🤖 AI Summary
This work addresses the limitations of existing video anomaly detection methods based on frozen multimodal large language models (MLLMs), which struggle to capture subtle or ambiguous anomalies due to pretraining biases. To overcome this, we propose SteerVAD, a framework that efficiently steers internal MLLM representations toward task-specific video contexts without fine-tuning.

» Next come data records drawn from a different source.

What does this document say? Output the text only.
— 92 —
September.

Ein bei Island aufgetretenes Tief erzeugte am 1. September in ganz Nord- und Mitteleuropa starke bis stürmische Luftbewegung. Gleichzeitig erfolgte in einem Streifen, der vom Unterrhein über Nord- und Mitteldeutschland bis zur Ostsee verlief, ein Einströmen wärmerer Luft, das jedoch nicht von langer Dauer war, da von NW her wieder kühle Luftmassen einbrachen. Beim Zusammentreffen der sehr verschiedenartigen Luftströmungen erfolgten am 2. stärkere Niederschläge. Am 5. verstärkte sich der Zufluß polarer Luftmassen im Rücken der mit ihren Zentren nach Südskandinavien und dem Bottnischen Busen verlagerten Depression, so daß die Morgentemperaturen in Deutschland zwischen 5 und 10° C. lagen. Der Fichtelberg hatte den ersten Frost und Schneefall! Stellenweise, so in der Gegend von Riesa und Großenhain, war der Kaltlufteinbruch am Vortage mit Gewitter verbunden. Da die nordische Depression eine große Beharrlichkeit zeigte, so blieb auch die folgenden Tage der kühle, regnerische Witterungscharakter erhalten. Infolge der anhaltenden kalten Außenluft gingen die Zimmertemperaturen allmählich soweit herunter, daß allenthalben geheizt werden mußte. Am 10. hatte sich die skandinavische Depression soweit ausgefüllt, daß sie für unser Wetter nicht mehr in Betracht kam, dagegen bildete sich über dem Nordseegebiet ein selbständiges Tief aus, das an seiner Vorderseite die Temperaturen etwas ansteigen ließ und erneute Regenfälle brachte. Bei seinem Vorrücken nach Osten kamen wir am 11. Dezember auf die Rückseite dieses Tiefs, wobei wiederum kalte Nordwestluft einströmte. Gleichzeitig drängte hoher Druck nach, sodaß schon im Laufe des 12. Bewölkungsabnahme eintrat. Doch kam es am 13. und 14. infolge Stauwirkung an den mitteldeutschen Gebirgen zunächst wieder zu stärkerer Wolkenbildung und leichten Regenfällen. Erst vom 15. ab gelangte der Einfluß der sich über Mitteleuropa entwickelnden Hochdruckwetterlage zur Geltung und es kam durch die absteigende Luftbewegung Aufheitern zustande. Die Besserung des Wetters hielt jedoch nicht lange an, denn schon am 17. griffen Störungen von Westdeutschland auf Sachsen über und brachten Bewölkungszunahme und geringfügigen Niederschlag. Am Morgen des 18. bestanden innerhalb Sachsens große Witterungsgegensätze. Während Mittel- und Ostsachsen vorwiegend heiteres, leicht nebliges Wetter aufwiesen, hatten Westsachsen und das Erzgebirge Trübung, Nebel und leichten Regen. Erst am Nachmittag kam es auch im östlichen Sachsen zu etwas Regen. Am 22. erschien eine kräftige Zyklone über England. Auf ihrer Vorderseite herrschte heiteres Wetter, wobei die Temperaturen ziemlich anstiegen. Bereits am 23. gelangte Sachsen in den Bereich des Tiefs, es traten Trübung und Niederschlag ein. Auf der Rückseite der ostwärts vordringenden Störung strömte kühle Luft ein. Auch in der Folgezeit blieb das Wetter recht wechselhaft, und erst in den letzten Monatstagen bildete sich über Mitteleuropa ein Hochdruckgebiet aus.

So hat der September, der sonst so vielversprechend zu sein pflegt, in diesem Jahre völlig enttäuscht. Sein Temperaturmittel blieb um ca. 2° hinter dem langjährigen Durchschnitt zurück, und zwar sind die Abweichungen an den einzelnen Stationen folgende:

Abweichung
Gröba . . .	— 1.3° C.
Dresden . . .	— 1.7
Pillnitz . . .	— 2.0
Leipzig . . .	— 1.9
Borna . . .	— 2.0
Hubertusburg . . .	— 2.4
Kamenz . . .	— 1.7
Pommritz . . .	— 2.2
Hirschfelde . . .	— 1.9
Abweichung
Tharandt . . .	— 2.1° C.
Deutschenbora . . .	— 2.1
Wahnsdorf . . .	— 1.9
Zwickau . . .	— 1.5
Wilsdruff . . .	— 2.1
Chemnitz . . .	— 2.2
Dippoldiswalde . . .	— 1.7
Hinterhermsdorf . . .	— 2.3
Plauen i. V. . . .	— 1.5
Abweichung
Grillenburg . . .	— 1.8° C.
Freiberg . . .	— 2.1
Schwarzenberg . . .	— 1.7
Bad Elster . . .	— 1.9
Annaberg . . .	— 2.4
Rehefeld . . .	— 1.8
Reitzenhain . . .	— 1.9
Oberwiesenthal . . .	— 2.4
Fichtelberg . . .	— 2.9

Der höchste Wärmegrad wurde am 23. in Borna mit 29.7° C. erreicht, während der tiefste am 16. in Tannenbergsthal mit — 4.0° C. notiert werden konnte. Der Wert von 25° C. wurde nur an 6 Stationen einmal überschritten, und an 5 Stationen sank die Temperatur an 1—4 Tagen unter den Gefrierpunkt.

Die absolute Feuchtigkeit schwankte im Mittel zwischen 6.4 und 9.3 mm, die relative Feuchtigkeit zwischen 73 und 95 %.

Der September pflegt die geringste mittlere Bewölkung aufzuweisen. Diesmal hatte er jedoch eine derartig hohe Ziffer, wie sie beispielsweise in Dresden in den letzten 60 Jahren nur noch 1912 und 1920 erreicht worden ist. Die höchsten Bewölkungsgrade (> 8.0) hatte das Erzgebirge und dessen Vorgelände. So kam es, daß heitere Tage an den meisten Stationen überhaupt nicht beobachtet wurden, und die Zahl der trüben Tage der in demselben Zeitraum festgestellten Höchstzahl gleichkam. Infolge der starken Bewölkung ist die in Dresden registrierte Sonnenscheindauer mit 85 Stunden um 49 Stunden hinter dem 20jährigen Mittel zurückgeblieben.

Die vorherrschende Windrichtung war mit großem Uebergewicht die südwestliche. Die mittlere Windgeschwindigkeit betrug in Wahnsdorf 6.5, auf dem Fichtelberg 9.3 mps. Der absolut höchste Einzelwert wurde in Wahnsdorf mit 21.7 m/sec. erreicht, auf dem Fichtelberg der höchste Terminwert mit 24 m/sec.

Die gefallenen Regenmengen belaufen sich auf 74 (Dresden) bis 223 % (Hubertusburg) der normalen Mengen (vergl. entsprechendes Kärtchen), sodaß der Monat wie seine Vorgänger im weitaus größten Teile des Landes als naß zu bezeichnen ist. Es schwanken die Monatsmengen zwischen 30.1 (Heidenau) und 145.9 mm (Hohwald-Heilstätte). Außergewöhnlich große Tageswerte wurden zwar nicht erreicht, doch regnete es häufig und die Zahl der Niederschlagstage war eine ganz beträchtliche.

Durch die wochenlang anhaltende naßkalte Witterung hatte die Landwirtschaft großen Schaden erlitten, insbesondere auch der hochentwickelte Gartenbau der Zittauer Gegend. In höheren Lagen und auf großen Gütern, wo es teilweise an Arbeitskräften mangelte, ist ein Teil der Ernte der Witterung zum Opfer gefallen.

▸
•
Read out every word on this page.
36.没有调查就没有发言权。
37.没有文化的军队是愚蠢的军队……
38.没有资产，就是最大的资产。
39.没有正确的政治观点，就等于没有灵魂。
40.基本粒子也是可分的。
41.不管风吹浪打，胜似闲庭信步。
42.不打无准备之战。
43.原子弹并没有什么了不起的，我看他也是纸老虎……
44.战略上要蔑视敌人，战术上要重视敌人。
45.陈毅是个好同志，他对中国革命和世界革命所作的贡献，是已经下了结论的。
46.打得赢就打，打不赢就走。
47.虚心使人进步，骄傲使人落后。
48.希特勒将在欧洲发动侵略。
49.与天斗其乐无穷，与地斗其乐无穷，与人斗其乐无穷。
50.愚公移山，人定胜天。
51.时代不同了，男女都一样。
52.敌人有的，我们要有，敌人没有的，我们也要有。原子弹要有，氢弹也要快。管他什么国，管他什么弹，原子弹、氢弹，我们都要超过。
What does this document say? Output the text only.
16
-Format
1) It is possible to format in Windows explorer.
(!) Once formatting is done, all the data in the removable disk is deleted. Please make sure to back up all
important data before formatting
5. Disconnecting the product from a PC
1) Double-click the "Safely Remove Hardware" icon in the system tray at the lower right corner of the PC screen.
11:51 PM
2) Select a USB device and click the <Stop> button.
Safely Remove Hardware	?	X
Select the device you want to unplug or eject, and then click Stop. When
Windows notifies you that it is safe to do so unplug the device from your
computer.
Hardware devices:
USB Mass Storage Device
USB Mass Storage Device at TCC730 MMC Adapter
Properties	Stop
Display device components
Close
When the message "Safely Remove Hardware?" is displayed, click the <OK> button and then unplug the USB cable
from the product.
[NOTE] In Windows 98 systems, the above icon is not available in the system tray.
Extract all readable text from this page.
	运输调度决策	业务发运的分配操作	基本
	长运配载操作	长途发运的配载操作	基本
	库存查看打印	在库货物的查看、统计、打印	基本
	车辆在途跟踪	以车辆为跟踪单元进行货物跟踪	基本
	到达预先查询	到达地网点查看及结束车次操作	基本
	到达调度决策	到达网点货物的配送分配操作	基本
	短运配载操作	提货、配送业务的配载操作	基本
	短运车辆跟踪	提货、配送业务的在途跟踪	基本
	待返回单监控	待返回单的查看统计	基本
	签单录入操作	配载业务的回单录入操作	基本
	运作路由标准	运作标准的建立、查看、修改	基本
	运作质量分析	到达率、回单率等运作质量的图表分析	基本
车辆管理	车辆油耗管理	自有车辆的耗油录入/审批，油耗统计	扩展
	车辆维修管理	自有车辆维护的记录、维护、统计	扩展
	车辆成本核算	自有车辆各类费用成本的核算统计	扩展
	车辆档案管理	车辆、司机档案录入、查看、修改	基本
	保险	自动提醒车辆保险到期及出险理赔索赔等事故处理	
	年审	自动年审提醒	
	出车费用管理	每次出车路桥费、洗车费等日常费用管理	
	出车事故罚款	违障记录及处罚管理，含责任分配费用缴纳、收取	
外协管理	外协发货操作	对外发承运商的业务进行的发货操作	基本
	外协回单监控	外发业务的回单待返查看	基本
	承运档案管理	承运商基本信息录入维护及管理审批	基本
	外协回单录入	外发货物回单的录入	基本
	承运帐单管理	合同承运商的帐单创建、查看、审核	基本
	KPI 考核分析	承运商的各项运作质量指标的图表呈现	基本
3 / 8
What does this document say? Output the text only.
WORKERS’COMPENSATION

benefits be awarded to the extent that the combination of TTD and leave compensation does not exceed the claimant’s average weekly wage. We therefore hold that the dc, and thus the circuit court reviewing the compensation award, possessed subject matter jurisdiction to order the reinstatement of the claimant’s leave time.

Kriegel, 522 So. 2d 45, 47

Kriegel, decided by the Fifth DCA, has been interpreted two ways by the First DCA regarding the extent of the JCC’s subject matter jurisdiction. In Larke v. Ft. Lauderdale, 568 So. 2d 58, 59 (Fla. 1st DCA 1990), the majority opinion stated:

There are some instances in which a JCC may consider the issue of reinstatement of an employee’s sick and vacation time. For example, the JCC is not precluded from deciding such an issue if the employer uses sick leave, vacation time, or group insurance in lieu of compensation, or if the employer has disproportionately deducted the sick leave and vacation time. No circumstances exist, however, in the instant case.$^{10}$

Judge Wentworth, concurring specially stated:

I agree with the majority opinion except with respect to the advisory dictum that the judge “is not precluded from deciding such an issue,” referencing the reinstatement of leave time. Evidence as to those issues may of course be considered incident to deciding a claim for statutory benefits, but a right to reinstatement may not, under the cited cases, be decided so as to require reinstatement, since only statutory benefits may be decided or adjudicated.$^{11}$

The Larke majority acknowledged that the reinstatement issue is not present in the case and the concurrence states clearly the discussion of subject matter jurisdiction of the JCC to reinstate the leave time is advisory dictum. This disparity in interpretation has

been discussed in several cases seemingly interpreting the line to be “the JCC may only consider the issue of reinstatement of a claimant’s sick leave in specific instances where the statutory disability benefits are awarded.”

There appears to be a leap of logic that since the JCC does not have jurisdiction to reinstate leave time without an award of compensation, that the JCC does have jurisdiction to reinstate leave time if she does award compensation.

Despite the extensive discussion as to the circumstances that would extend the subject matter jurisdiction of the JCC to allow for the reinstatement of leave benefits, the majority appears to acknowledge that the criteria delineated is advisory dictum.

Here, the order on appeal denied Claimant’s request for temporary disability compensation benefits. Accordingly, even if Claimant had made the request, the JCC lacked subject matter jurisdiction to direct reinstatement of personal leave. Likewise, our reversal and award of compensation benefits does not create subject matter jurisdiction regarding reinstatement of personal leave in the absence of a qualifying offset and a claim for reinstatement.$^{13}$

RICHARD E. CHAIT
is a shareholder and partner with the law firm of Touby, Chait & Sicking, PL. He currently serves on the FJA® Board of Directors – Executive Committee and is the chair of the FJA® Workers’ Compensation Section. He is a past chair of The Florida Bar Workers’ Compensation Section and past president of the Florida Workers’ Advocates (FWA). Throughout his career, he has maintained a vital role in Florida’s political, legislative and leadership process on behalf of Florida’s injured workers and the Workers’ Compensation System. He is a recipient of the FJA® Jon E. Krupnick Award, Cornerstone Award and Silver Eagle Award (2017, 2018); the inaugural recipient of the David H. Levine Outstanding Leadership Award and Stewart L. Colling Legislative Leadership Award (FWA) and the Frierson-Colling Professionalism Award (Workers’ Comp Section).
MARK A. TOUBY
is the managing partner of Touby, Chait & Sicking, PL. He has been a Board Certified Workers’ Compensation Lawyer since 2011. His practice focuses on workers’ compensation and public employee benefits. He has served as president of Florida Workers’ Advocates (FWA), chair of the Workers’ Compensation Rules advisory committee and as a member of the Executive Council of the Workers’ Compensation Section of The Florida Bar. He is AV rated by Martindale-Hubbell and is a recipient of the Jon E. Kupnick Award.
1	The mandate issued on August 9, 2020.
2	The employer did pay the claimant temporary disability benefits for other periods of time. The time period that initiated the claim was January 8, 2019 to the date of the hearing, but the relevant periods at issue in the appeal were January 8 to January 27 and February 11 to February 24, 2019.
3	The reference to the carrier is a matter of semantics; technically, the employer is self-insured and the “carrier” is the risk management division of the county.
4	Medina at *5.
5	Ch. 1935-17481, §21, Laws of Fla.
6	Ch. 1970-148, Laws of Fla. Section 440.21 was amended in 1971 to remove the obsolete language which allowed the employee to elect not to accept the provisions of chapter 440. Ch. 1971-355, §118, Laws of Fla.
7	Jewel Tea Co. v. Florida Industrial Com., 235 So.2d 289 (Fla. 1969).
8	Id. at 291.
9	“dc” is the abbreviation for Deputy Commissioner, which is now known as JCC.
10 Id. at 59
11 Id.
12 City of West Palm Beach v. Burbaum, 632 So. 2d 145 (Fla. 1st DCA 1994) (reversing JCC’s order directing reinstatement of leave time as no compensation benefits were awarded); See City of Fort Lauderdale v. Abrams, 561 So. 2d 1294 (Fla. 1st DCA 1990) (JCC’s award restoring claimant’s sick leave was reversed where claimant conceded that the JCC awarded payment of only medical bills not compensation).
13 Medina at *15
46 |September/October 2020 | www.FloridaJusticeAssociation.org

SteerVAD introduces, for the first time, a gradient-free Representational Separability Analysis (RSA) to identify expert attention heads sensitive to anomalies and employs a Hierarchical Meta-Controller (HMC) to dynamically generate anisotropic correction signals that precisely modulate the latent anomaly representation manifold. Evaluated on mainstream benchmarks using only 1% of training data, SteerVAD achieves state-of-the-art performance among tuning-free methods, significantly enhancing the detection of complex anomalies.
📝 Abstract
Video anomaly detection (VAD) aims to identify abnormal events in videos. Traditional VAD methods generally suffer from the high costs of labeled data and full training, thus some recent works have explored leveraging frozen multi-modal large language models (MLLMs) in a tuning-free manner to perform VAD. However, their performance is limited as they directly inherit pre-training biases and cannot adapt internal representations to specific video contexts, leading to difficulties in handling subtle or ambiguous anomalies. To address these limitations, we propose a novel intervention framework, termed SteerVAD, which advances MLLM-based VAD by shifting from passively reading to actively steering and rectifying internal representations. Our approach first leverages the gradient-free representational separability analysis (RSA) to identify top attention heads as latent anomaly experts (LAEs) which are most discriminative for VAD. Then a hierarchical meta-controller (HMC) generates dynamic rectification signals by jointly conditioning on global context and these LAE outputs. The signals execute targeted, anisotropic scaling directly upon the LAE representation manifolds, amplifying anomaly-relevant dimensions while suppressing inherent biases. Extensive experiments on mainstream benchmarks demonstrate our method achieves state-of-the-art performance among tuning-free approaches requiring only 1% of training data, establishing it as a powerful new direction for video anomaly detection. The code will be released upon the publication.